Ce sont les séismes naturels non tectoniques les plus fréquents. Ils se produisent en même temps qu'une activité volcanique avec ou non éruption, sans que pour cela les deux phénomènes soient liés. Ces séismes volcano-tectoniques, situés dans la croûte, peuvent être générés à des intervalles de temps réguliers et rapprochés, produisant des vibrations quasi continues : on les appelle alors trémors.

      1-2-2 - les séismes provoqués

Ce sont les séismes dus aux explosions. Ces explosions sont de nature très différentes et vont des tirs de mines et de carrières aux explosions nucléaires. On peut les distinguer facilement des autres séismes puisque pour ces séismes provoqués on enregistre une magnitude des ondes de volume variant de 6 à 6.3 alors que la magnitude des ondes de surface est voisine de 4.5.

      1-2-3 - les séismes induits

D'autres séismes sont dus à l'activité de l'homme. Mise en eau de certains lacs-réservoirs de barrages, site d'exploitation de gaz naturel, exploitations minières ont été à l'origine de séismes induits, même dans des régions ayant une activité sismique modérée.

Les premières observations concernant les barrages remontent à 1935 où la mise en eau du lac Mead provoqua des petits séismes fréquents de magnitude inférieure à 5 dans les régions du Nevada et de l'Arizona. Le cas le plus connu de séisme induit en France par une mise en eau est celui qui s'est produit le 25 avril 1963 au barrage de Monteynard, dont la magnitude était de 4.9. La cause en est vraisemblablement l'infiltration d'eau dans les microfractures des roches, ce qui entraîne une diminution de la résistance des roches à la rupture sous la pression d'eau supplémentaire.

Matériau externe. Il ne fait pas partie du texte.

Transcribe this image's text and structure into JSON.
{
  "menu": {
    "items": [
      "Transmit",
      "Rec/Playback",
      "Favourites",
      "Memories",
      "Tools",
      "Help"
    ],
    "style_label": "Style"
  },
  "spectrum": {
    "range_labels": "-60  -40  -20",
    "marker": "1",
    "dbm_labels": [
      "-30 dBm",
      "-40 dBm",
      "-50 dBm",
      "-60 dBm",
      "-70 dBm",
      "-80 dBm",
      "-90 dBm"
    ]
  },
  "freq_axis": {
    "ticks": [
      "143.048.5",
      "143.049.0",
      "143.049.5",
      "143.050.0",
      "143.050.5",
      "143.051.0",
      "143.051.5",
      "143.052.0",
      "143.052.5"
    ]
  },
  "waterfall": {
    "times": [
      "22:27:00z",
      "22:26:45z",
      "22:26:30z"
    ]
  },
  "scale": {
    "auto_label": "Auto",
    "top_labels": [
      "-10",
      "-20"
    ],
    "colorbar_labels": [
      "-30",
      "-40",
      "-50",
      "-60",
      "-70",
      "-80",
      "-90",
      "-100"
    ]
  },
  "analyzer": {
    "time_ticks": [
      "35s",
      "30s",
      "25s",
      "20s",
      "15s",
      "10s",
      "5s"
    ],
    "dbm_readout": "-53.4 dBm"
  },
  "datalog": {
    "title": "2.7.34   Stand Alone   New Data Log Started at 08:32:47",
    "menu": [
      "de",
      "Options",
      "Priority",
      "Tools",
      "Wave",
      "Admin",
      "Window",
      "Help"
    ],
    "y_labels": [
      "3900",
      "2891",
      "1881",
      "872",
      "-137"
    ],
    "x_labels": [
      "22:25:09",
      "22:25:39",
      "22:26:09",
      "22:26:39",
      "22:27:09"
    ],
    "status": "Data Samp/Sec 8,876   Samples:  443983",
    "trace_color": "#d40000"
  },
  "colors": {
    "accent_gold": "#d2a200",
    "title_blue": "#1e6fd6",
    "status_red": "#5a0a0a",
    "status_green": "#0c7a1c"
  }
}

Ce phénomène peut se produire de même dans le cas d'injection d'eaux polluées (injections et pompages réguliers) dans des puits profonds, les Américains de l'U.S. Geological Survey l'ayant expérimenté en 1969 dans le Colorado.

Les séismes induits sont également observés au voisinage d'exploitations minières, avec l'effondrement de certaines cavités ou "coups de toit". C'est le cas notamment dans les Bouches-du-Rhône avec une sismicité faible mais qui inquiète la population à Gardanne.

Des séismes induits sont également observés près des zones de prélèvements d'hydrocarbures. Le gisement de Lacq, dans les Pyrénées Atlantiques, est particulièrement observé, l'extraction du gaz naturel provoquant des nombreux séismes de faible magnitude (inférieure à 4).

Enfin, rappelons pour mémoire que les cosmonautes américains, entre 1969 et 1972, avaient installé cinq stations sismologiques sur la Lune. Si l'activité sismique lunaire (Passive Seismic Experiment) a pu être observée, il n'a pu y avoir de véritables enseignements pour l'activité sismique terrestre.